A leitura transformou-se de instrumento de lazer em peça de uma engrenagem utilizada para compensar as angústias de um mundo normalizado, individualista e competitivo. São poucos entre nós que conseguem comer e sentir o devido gosto nas refeições. Uma sucessão de garfadas que se sucedem uma em cima da outra, com mínimos espaços para a respiração é a tônica. Como conseqüência, a obesidade encontra-se em índices epidêmicos. Até as relações sexuais parecem que passaram a ser feitas por obrigação e precisam terminar o quanto antes para que se possa assistir ao filmezinho ou fazer outra coisa qualquer (dormir para enfrentar o dia seguinte?)... Sintomas conversivos e psicossomáticos são realçados neste mundo sem sentidos, em que o corpo oblitera até onde agüenta a angústia da crise de percepção mas cedo ou tarde acaba cedendo à pressão que vem de todos os lados.” (Um mundo operário, um mundo literário, de Rafael Reinehr) Propaganda ChinaEsta semana escrevi um Editorial no Simplicíssimo acerca da degradação do mundo atual incluindo-se aí a decadência do lazer e do aprendizado em detrimento do trabalho e da anestesia, e o trecho acima é um excerto daquele texto.

 

Hoje, enquanto conversava com uma nova paciente acerca das opções humanas entre priorizar o “ter” ou o “ser”, sobre a influência das mídias de massa em especial a televisão, oferecendo circo e anestesia, oferecendo produtos comerciais antes de mais nada (a televisão só existe da maneira como hoje se estrutura em função dos anunciantes que a mantém), me dei conta de uma coisa ao mesmo tempo reveladora, significativa e surpreendente:

 

O Livro, tal como nós o conhecemos atualmente e desde sempre, é o último reduto livre da mídia de massa moderna. Podemos folhear um livro desde o Prefácio até a derradeira palavra “FIM.” sem corrermos o risco de darmos de cara com um anúncio de telefone celular, de um banco, empresa de seguros, loja de roupas ou eletrodomésticos ou qualquer outro tipo de propaganda.

 

O Livro é, ainda, um santuário dedicado à contemplação, ao exercício e ao ensinamento do “ser” em contraposição ao “ter”.

 

Depois desta constatação (creio que original, posto que não tenho visto ninguém comentar acerca do assunto em lugar algum), vamos ver quanto tempo leva para o primeiro livro com “anúncios” ser Livro da Vidalançado no mercado. O que me deixa tranqüilo é que meus três leitores são de confiança e não vào ficar espalhando esta idéia aos quatro ventos, ainda mais que seria totalmente surreal abrir o livro “Os Irmãos Karamazóv” e encontrar lá dentro um anúncio de “Importação legalizada de AK-47” ou então um anúncio de uma nova marca de cigarro. Imagine você, fiel, na igreja e o padre, pastor ou whatever pedindo pra você abrir a Bíblia no Livro de Eclesiastes, Capítulo tal, versículo tal, logo abaixo da imagem do novo modelo de automóvel da marca “Fod-se”.
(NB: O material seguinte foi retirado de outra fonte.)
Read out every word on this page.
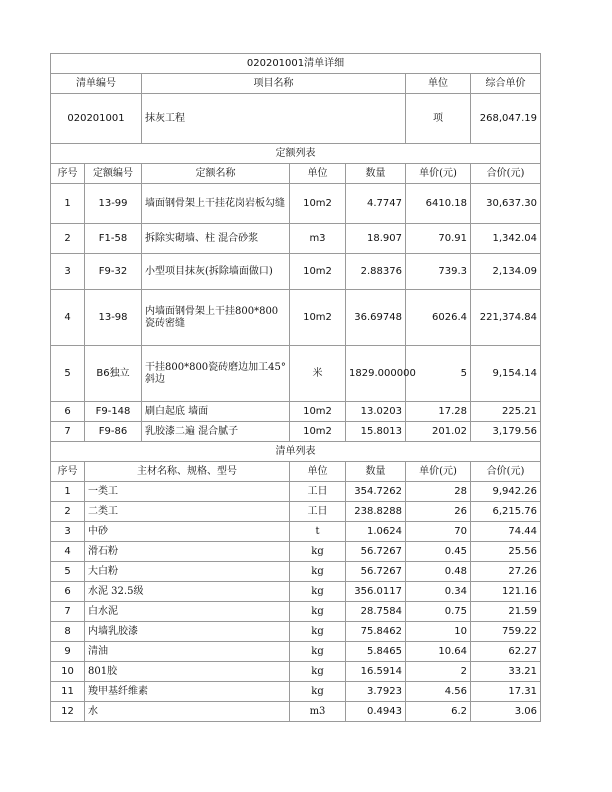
020201001清单详细						
清单编号		项目名称			单位	综合单价
020201001		抹灰工程			项	268,047.19
定额列表						
序号	定额编号	定额名称	单位	数量	单价(元)	合价(元)
1	13-99	墙面钢骨架上干挂花岗岩板勾缝	10m2	4.7747	6410.18	30,637.30
2	F1-58	拆除实砌墙、柱 混合砂浆	m3	18.907	70.91	1,342.04
3	F9-32	小型项目抹灰(拆除墙面做口)	10m2	2.88376	739.3	2,134.09
4	13-98	内墙面钢骨架上干挂800*800瓷砖密缝	10m2	36.69748	6026.4	221,374.84
5	B6独立	干挂800*800瓷砖磨边加工45°斜边	米	1829.000000	5	9,154.14
6	F9-148	刷白起底 墙面	10m2	13.0203	17.28	225.21
7	F9-86	乳胶漆二遍 混合腻子	10m2	15.8013	201.02	3,179.56
清单列表						
序号	主材名称、规格、型号		单位	数量	单价(元)	合价(元)
1	一类工		工日	354.7262	28	9,942.26
2	二类工		工日	238.8288	26	6,215.76
3	中砂		t	1.0624	70	74.44
4	滑石粉		kg	56.7267	0.45	25.56
5	大白粉		kg	56.7267	0.48	27.26
6	水泥 32.5级		kg	356.0117	0.34	121.16
7	白水泥		kg	28.7584	0.75	21.59
8	内墙乳胶漆		kg	75.8462	10	759.22
9	清油		kg	5.8465	10.64	62.27
10	801胶		kg	16.5914	2	33.21
11	羧甲基纤维素		kg	3.7923	4.56	17.31
12	水		m3	0.4943	6.2	3.06
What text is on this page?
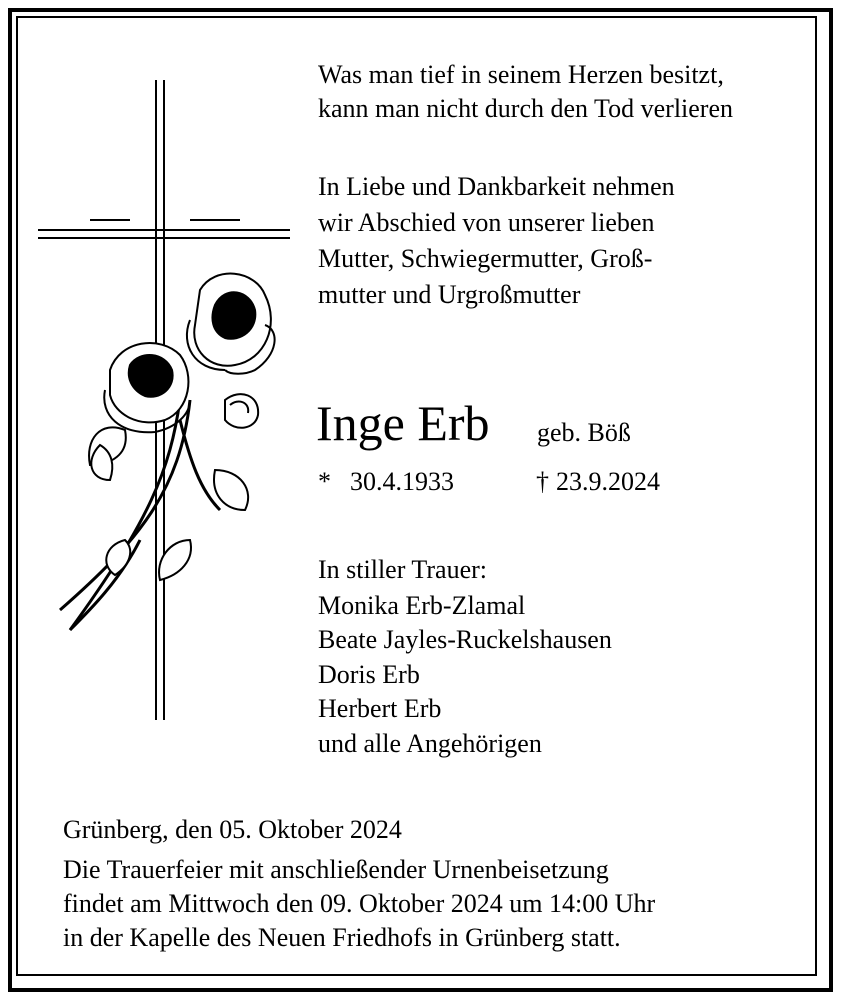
Was man tief in seinem Herzen besitzt,
kann man nicht durch den Tod verlieren
In Liebe und Dankbarkeit nehmen
wir Abschied von unserer lieben
Mutter, Schwiegermutter, Groß-
mutter und Urgroßmutter
Inge Erb geb. Böß
* 30.4.1933	† 23.9.2024
In stiller Trauer:
Monika Erb-Zlamal
Beate Jayles-Ruckelshausen
Doris Erb
Herbert Erb
und alle Angehörigen
Grünberg, den 05. Oktober 2024
Die Trauerfeier mit anschließender Urnenbeisetzung
findet am Mittwoch den 09. Oktober 2024 um 14:00 Uhr
in der Kapelle des Neuen Friedhofs in Grünberg statt.
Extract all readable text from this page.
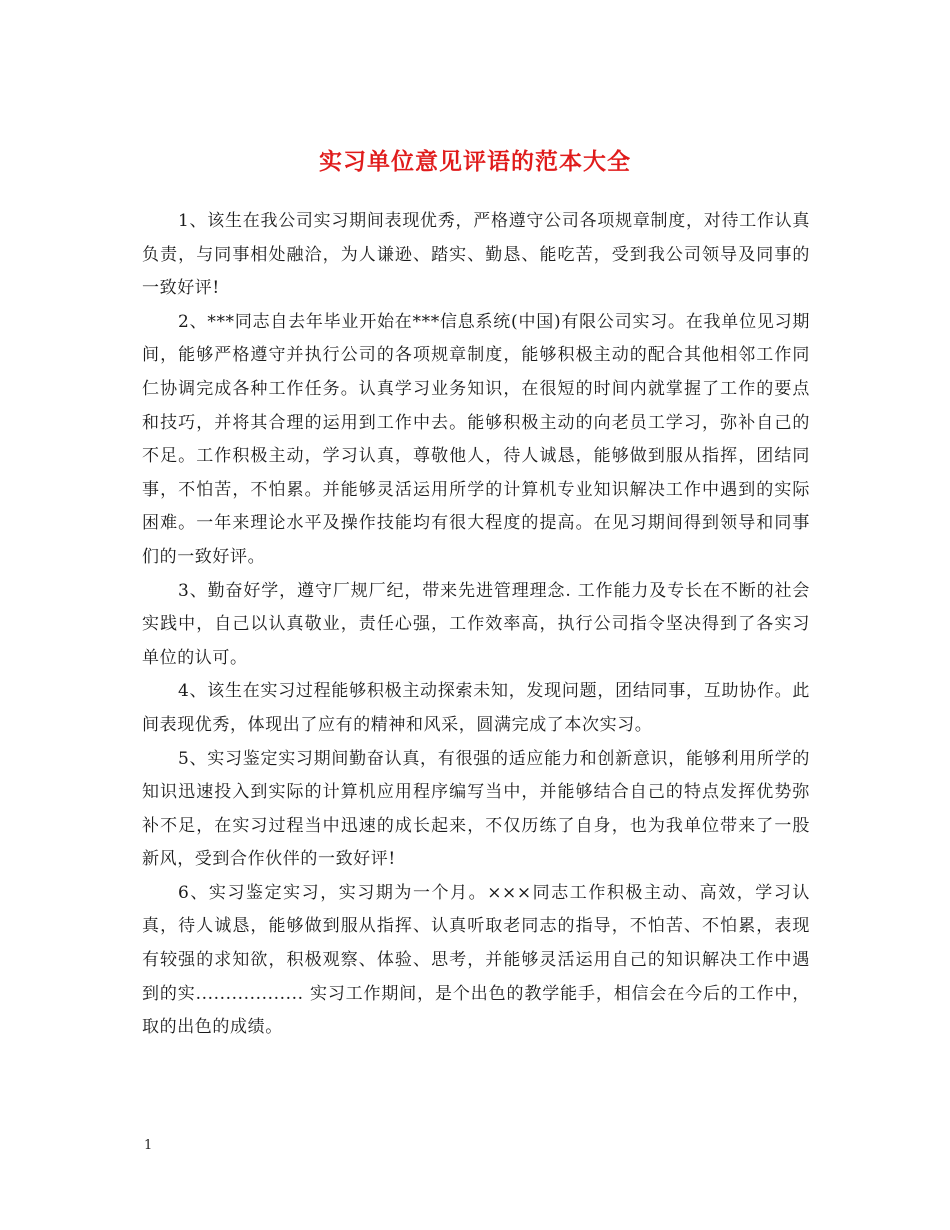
实习单位意见评语的范本大全

1、该生在我公司实习期间表现优秀，严格遵守公司各项规章制度，对待工作认真负责，与同事相处融洽，为人谦逊、踏实、勤恳、能吃苦，受到我公司领导及同事的一致好评!

2、***同志自去年毕业开始在***信息系统(中国)有限公司实习。在我单位见习期间，能够严格遵守并执行公司的各项规章制度，能够积极主动的配合其他相邻工作同仁协调完成各种工作任务。认真学习业务知识，在很短的时间内就掌握了工作的要点和技巧，并将其合理的运用到工作中去。能够积极主动的向老员工学习，弥补自己的不足。工作积极主动，学习认真，尊敬他人，待人诚恳，能够做到服从指挥，团结同事，不怕苦，不怕累。并能够灵活运用所学的计算机专业知识解决工作中遇到的实际困难。一年来理论水平及操作技能均有很大程度的提高。在见习期间得到领导和同事们的一致好评。

3、勤奋好学，遵守厂规厂纪，带来先进管理理念. 工作能力及专长在不断的社会实践中，自己以认真敬业，责任心强，工作效率高，执行公司指令坚决得到了各实习单位的认可。

4、该生在实习过程能够积极主动探索未知，发现问题，团结同事，互助协作。此间表现优秀，体现出了应有的精神和风采，圆满完成了本次实习。

5、实习鉴定实习期间勤奋认真，有很强的适应能力和创新意识，能够利用所学的知识迅速投入到实际的计算机应用程序编写当中，并能够结合自己的特点发挥优势弥补不足，在实习过程当中迅速的成长起来，不仅历练了自身，也为我单位带来了一股新风，受到合作伙伴的一致好评!

6、实习鉴定实习，实习期为一个月。×××同志工作积极主动、高效，学习认真，待人诚恳，能够做到服从指挥、认真听取老同志的指导，不怕苦、不怕累，表现有较强的求知欲，积极观察、体验、思考，并能够灵活运用自己的知识解决工作中遇到的实.................. 实习工作期间，是个出色的教学能手，相信会在今后的工作中，取的出色的成绩。

1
Se você acha absurda esta idéia e acredita que isso nunca vai acontecer – me refiro (este trecho entre travessões é para os meio-entendedores) ao advento dos anúncios e propagandas e livros de todos os tipos (crônicas, contos, poesias e livros técnicos) – não precisa esperar sentado. Não dou uma década para que isso aconteça. E nada impede que ainda aconteça neste ou no próximo ano!

 

A necessidade em ocupar espaços do ser humano é algo impressionante. Só me admiro que ninguém tenha pensado nisso antes! Ou, se pensaram, graças aos bons ventos não levaram adiante a idéia de concretizar esta sandice.

 

Se você tem opinião sobre o fato de que os livros possam passar a ser utilizados como meio de propaganda através de anúncios visuais ou até mesmo da forma que os blogs são utilizados hoje – com anúncios entremeados ao seu texto através de “merchandising” ou mesmo de “colocações pagas”, deixe sua impressão nos comentários. Para ler meu editorial no Simplicíssimo, clique em Um mundo operário, um mundo literário.

 

E segue o baile, pois “se Deus não existe, tudo é permitido”.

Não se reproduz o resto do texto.